Is there a forum for families of child SO?
TW: child related content, sex offenders, suicidal ideation
Hey
I'm looking for a support group (UK) for families of sex offenders, particularly viewing hentai images of very very young children & graphic written stories.
Adding that already away of StopSO & Lucy, one is closing their forum and one doesn't seem to be sending me the verification email.
I am not going great and keep crying and losing time, I've got several kids with him and an ex partner. My mental health has completely obliterated and I'm running on default right now, so I keep loosing whole days. I just can't remember them. And then all I do is cry.
And I think I'm supposed to leave and I said I would but I don't think it is was real photos? I chased police again because it is we heavily implied that he viewed content his daughter's age and neices age and specifically looked like them and the police man was shocked when he found out his daughter's age and what she looked like and I keep spiralling.
I just keep crying. I can't stop. It's all the time. He said he never viewed real images but I'm scared he's lying considering I lied about when I "first found it", apparently I had blwcked it out. And he then admitted to the same year I lied about. I only saw it for the first time last year but I lied and bet on 2023 and he said "probably 2023".

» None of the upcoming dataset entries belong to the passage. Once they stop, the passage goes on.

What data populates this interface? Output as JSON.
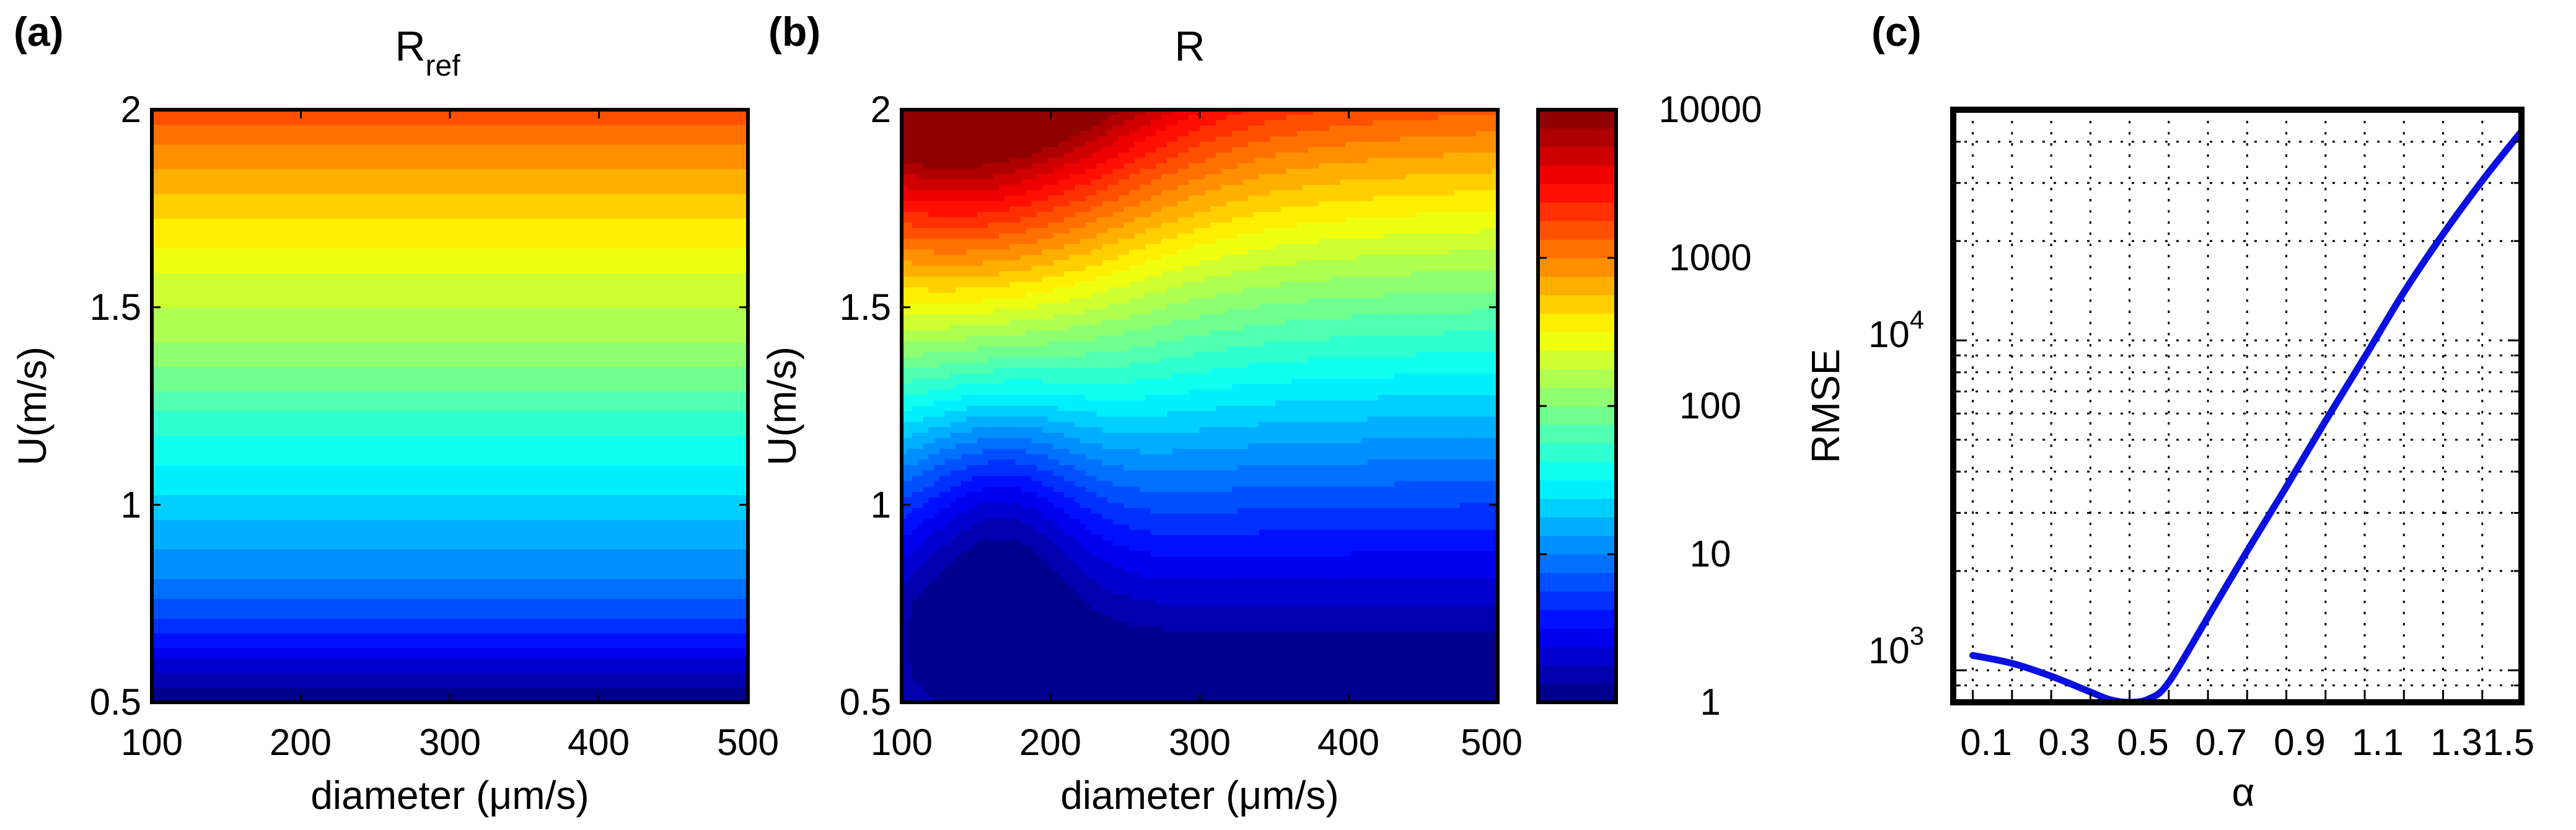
{
  "chart_data": [
    {
      "panel": "(a)",
      "type": "heatmap",
      "title": "R",
      "title_subscript": "ref",
      "xlabel": "diameter (μm/s)",
      "ylabel": "U(m/s)",
      "xlim": [
        100,
        500
      ],
      "ylim": [
        0.5,
        2
      ],
      "xticks": [
        "100",
        "200",
        "300",
        "400",
        "500"
      ],
      "yticks": [
        "0.5",
        "1",
        "1.5",
        "2"
      ],
      "field": "log10(R) depends on U only; R ≈ 1 at U=0.5 rising to ≈ 1600 at U=2",
      "profile_U": [
        0.5,
        0.6,
        0.7,
        0.8,
        0.9,
        1.0,
        1.1,
        1.2,
        1.3,
        1.4,
        1.5,
        1.6,
        1.7,
        1.8,
        1.9,
        2.0
      ],
      "profile_log10R": [
        0.0,
        0.35,
        0.72,
        0.98,
        1.15,
        1.32,
        1.5,
        1.68,
        1.9,
        2.1,
        2.25,
        2.4,
        2.58,
        2.78,
        2.98,
        3.2
      ]
    },
    {
      "panel": "(b)",
      "type": "heatmap",
      "title": "R",
      "xlabel": "diameter (μm/s)",
      "ylabel": "U(m/s)",
      "xlim": [
        100,
        500
      ],
      "ylim": [
        0.5,
        2
      ],
      "xticks": [
        "100",
        "200",
        "300",
        "400",
        "500"
      ],
      "yticks": [
        "0.5",
        "1",
        "1.5",
        "2"
      ],
      "field": "log10(R) peaks (~4, R≈10000) near diameter 140, U=2; falls with U; weaker growth at large diameter",
      "colorbar": {
        "scale": "log",
        "range": [
          1,
          10000
        ],
        "ticks": [
          "10000",
          "1000",
          "100",
          "10",
          "1"
        ]
      }
    },
    {
      "panel": "(c)",
      "type": "line",
      "xlabel": "α",
      "ylabel": "RMSE",
      "yscale": "log",
      "xlim": [
        0.05,
        1.5
      ],
      "ylim": [
        800,
        50000
      ],
      "xticks": [
        "0.1",
        "0.3",
        "0.5",
        "0.7",
        "0.9",
        "1.1",
        "1.3",
        "1.5"
      ],
      "yticks": [
        {
          "base": "10",
          "exp": "3"
        },
        {
          "base": "10",
          "exp": "4"
        }
      ],
      "grid": true,
      "series": [
        {
          "name": "RMSE",
          "color": "#0a10e0",
          "x": [
            0.1,
            0.2,
            0.3,
            0.4,
            0.45,
            0.5,
            0.55,
            0.6,
            0.7,
            0.8,
            0.9,
            1.0,
            1.1,
            1.2,
            1.3,
            1.4,
            1.5
          ],
          "y": [
            1110,
            1050,
            960,
            860,
            815,
            800,
            820,
            920,
            1450,
            2300,
            3600,
            5700,
            8900,
            14000,
            21000,
            30500,
            43000
          ]
        }
      ]
    }
  ]
}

The stories he was reading had the same descriptions and sounded like family members, same ages, similar names or same names or no names but all the same descriptions. I think that is why I didn't black it out this time? Or maybe it was less bad because it wasn't the graphic hentai images. I couldn't get the pictures out of my head since I started remembering. But the last week I just keep blanking everything out again.
I just need a support group with someone who's gone through this. I have therapy, it's not the same, I want someone who's been in my situation.
I've lost everything handing him in and it's not... I just can't keep my thoughts straight where I keep tunnel vision into fear and I'm just a mess and everyone thinks I'm fine but I'm really not fine. I just want to disappear.
It's triggered my MH so badly I'm calling Samaritans regularly and having to calm myself down because it's triggered my suicidal ideation and I don't want my kids to end up in care or without parents.
I appreciate this is a lot and I do seek support but I just don't have anyone to speak to about this and I still think he's lying to me.